In my years working with clients — from high school athletes to seniors recovering from surgery — I often ask a simple question: "Do you like taking your medication?"
I have asked this hundreds of times, and the answer is always the same. No.
People take medicine because they have to, not because they want to. They do it to manage pain, regulate a heart rate, or control blood pressure. But deep down, most of us prefer a life where we are not dependent on a pill bottle to get through the day.
Here is why I believe that for many chronic conditions, moving your body is the most powerful prescription you can take.
1. The Hidden Cost of Medication
Modern medicine is a miracle for acute emergencies. If you have an infection, antibiotics save lives. But for long-term health, medication often comes with a trade-off: Side Effects.
Almost every medication introduces a foreign substance into the body to force a specific reaction. While it might fix one symptom, it often creates another.
Pain medication can lead to stomach issues or drowsiness.
Blood pressure medication can sometimes cause fatigue or dizziness.
You solve one problem only to create a new one. This cycle can be exhausting, leaving you feeling like you are managing symptoms rather than actually healing.
2. Your Body Was Designed to Heal
I believe that God created the human body with an incredible, built-in self-healing mechanism. Think about when you cut your finger. You don't have to "tell" the skin to heal; it just happens. Your body knows how to repair itself, regulate itself, and maintain balance.
The problem is that for many of us, this mechanism has gone dormant. A sedentary lifestyle, stress, and poor posture act like a "block," preventing the body from doing what it was designed to do. The healing power is there; it just needs to be turned on.
3. Exercise is the "On" Switch
If the body is a machine, then breathing, stretching, and movement are the ignition.
When you learn to breathe deeply, you aren't just getting air; you are signaling your nervous system to switch from "Fight or Flight" (stress) to "Rest and Digest" (healing). When you stretch and move, you are improving circulation, flushing out inflammation, and telling your muscles to support your joints.

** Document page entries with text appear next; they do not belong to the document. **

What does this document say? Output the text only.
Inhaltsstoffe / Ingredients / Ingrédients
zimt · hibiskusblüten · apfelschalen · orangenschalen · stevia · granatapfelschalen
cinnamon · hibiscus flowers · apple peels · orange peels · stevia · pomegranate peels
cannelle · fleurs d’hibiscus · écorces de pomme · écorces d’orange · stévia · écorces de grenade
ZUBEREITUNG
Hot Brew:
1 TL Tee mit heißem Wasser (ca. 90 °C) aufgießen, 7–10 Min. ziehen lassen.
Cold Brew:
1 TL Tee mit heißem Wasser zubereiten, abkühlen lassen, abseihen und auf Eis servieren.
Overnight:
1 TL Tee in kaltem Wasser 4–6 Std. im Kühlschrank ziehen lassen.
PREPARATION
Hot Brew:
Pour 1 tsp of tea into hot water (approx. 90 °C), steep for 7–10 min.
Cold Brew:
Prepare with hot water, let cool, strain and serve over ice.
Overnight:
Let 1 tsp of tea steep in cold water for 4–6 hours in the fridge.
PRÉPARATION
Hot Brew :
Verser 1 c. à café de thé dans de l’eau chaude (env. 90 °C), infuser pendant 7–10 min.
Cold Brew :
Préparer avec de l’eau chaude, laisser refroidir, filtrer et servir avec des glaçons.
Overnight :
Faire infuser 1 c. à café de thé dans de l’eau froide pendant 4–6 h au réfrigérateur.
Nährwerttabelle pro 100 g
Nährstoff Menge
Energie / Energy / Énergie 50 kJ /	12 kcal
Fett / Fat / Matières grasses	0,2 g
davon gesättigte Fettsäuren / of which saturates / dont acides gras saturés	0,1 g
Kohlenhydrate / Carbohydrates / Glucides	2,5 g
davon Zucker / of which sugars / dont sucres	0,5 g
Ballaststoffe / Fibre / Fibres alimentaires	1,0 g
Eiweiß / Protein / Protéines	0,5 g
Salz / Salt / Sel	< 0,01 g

I have seen this with my own clients. I have watched heart rates stabilize without pills. I have seen anxiety lift without sedatives. They didn't need a new prescription; they just needed to press the "On" switch for their own internal pharmacy.
4. A Return to Yourself
We often look outside ourselves for answers — a new pill, a new treatment, or a quick fix. But I invite you to look inward instead.
Your body is incredibly resilient. It is waiting for you to engage with it. You don't need to run a marathon to flip the switch on your self-healing mechanism. It starts with something small. It starts with a single deep breath. It starts with a gentle stretch.
The best medicine isn't something you buy at a pharmacy. It is the life force that is already flowing through you. You just have to decide to use it.